Run the following command from the root of your work area (gs) to load all the files in the import directory. Modify the argument to -output_uri_replace to match your environment.

Linux: 
  mlcp.sh import -options_file conn.txt \
    -output_uri_replace "/space,''" -input_file_path import
Windows:
  mlcp.bat import -options_file conn.txt ^
    -output_uri_replace "/c:,''" -input_file_path import

The output from mlcp should look similar to the following (but with a timestamp prefix on each line). “OUTPUT_RECORDS_COMITTED: 2” indicates mlcp loaded two files. For more details, see Understand mlcp Output.

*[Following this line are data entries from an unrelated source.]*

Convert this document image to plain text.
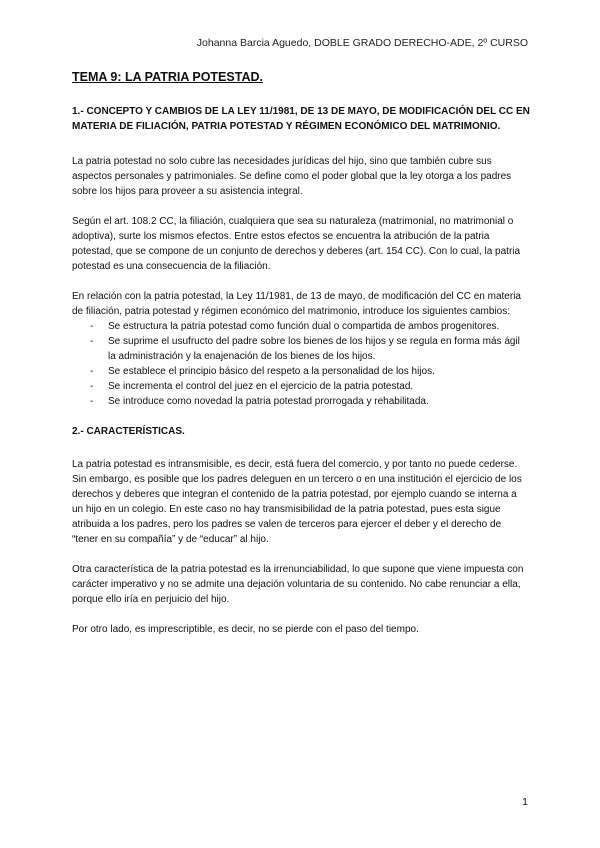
Johanna Barcia Aguedo, DOBLE GRADO DERECHO-ADE, 2º CURSO
TEMA 9: LA PATRIA POTESTAD.
1.- CONCEPTO Y CAMBIOS DE LA LEY 11/1981, DE 13 DE MAYO, DE MODIFICACIÓN DEL CC EN MATERIA DE FILIACIÓN, PATRIA POTESTAD Y RÉGIMEN ECONÓMICO DEL MATRIMONIO.

La patria potestad no solo cubre las necesidades jurídicas del hijo, sino que también cubre sus aspectos personales y patrimoniales. Se define como el poder global que la ley otorga a los padres sobre los hijos para proveer a su asistencia integral.

Según el art. 108.2 CC, la filiación, cualquiera que sea su naturaleza (matrimonial, no matrimonial o adoptiva), surte los mismos efectos. Entre estos efectos se encuentra la atribución de la patria potestad, que se compone de un conjunto de derechos y deberes (art. 154 CC). Con lo cual, la patria potestad es una consecuencia de la filiación.

En relación con la patria potestad, la Ley 11/1981, de 13 de mayo, de modificación del CC en materia de filiación, patria potestad y régimen económico del matrimonio, introduce los siguientes cambios:

- Se estructura la patria potestad como función dual o compartida de ambos progenitores.
- Se suprime el usufructo del padre sobre los bienes de los hijos y se regula en forma más ágil la administración y la enajenación de los bienes de los hijos.
- Se establece el principio básico del respeto a la personalidad de los hijos.
- Se incrementa el control del juez en el ejercicio de la patria potestad.
- Se introduce como novedad la patria potestad prorrogada y rehabilitada.
2.- CARACTERÍSTICAS.

La patria potestad es intransmisible, es decir, está fuera del comercio, y por tanto no puede cederse. Sin embargo, es posible que los padres deleguen en un tercero o en una institución el ejercicio de los derechos y deberes que integran el contenido de la patria potestad, por ejemplo cuando se interna a un hijo en un colegio. En este caso no hay transmisibilidad de la patria potestad, pues esta sigue atribuida a los padres, pero los padres se valen de terceros para ejercer el deber y el derecho de “tener en su compañía” y de “educar” al hijo.

Otra característica de la patria potestad es la irrenunciabilidad, lo que supone que viene impuesta con carácter imperativo y no se admite una dejación voluntaria de su contenido. No cabe renunciar a ella, porque ello iría en perjuicio del hijo.

Por otro lado, es imprescriptible, es decir, no se pierde con el paso del tiempo.

1
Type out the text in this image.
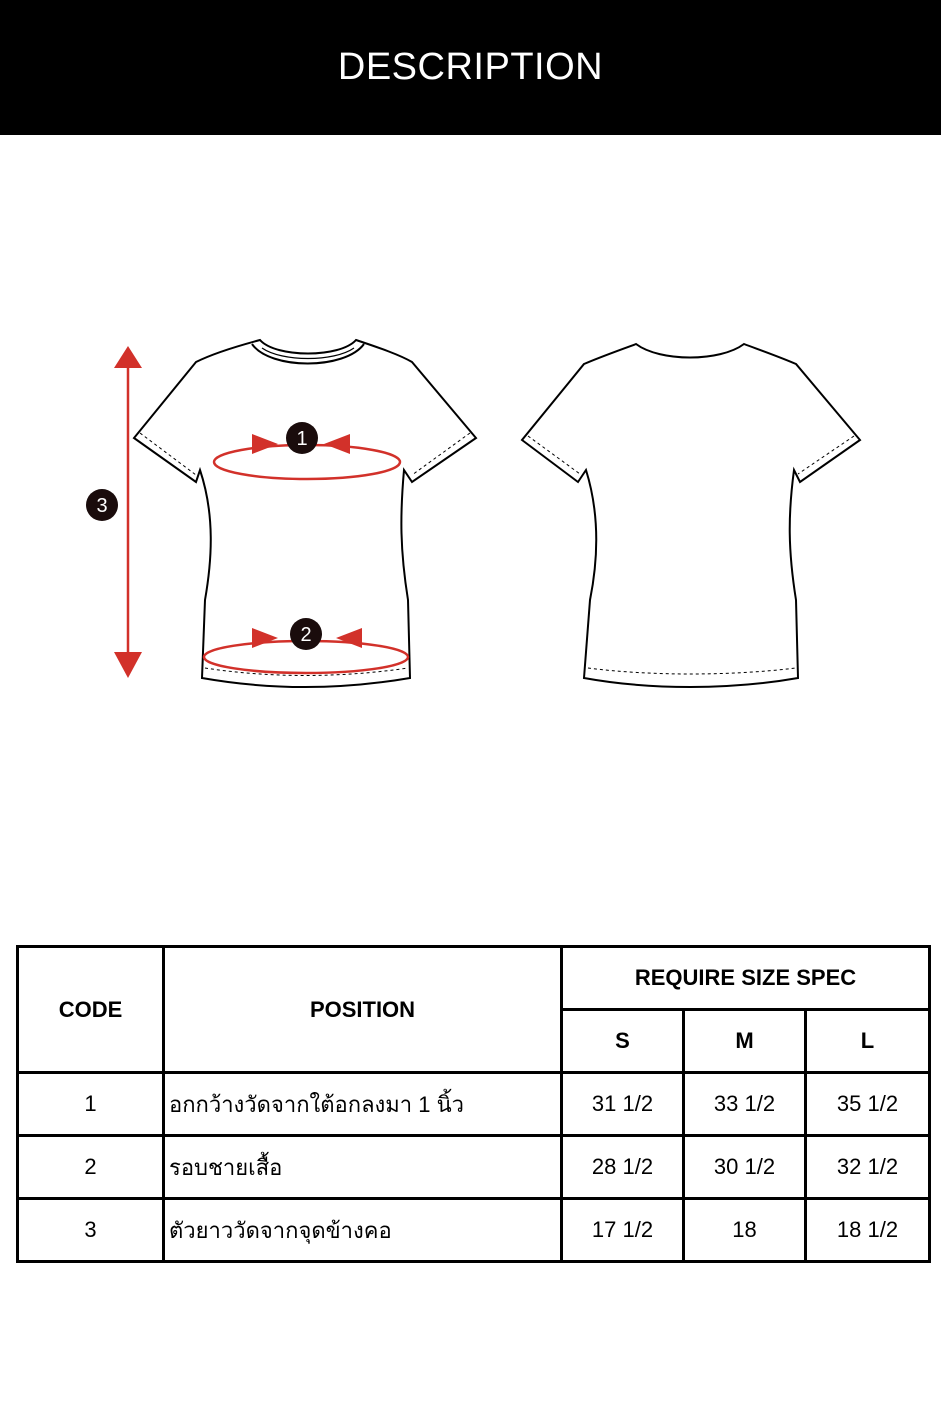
DESCRIPTION
1
2
3
CODE	POSITION	REQUIRE SIZE SPEC		
		S	M	L
1	อกกว้างวัดจากใต้อกลงมา 1 นิ้ว	31 1/2	33 1/2	35 1/2
2	รอบชายเสื้อ	28 1/2	30 1/2	32 1/2
3	ตัวยาววัดจากจุดข้างคอ	17 1/2	18	18 1/2
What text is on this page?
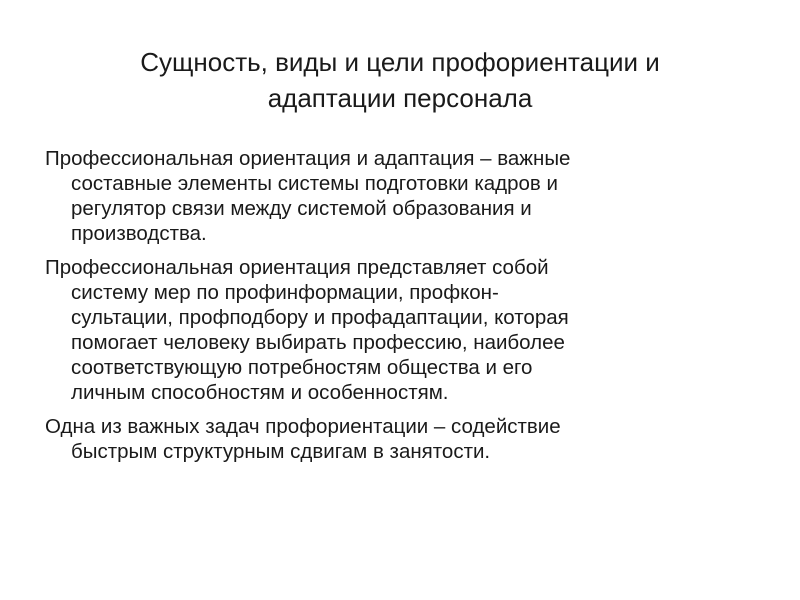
Сущность, виды и цели профориентации и
адаптации персонала
Профессиональная ориентация и адаптация – важные
составные элементы системы подготовки кадров и
регулятор связи между системой образования и
производства.
Профессиональная ориентация представляет собой
систему мер по профинформации, профкон-
сультации, профподбору и профадаптации, которая
помогает человеку выбирать профессию, наиболее
соответствующую потребностям общества и его
личным способностям и особенностям.
Одна из важных задач профориентации – содействие
быстрым структурным сдвигам в занятости.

INFO contentpump.LocalJobRunner: Content type is set to MIXED.  The format of 
  the  inserted documents will be determined by the MIME  type specification 
  configured on MarkLogic Server.
INFO input.FileInputFormat: Total input paths to process : 2
INFO contentpump.LocalJobRunner:  completed 100%
INFO contentpump.LocalJobRunner: com.marklogic.mapreduce.MarkLogicCounter:
INFO contentpump.LocalJobRunner: INPUT_RECORDS: 2
INFO contentpump.LocalJobRunner: OUTPUT_RECORDS: 2
INFO contentpump.LocalJobRunner: OUTPUT_RECORDS_COMMITTED: 2
INFO contentpump.LocalJobRunner: OUTPUT_RECORDS_FAILED: 0
INFO contentpump.LocalJobRunner: Total execution time: 0 sec

Optionally, use Query Console’s Explore feature to examine the contents of the Documents database and see that the documents were created. You should see documents with the following URIs:

/gs/import/one.xml
/gs/import/two.json

You can also create documents from files in a compressed file and from other types of input archives. For details, see Importing Content into MarkLogic Server.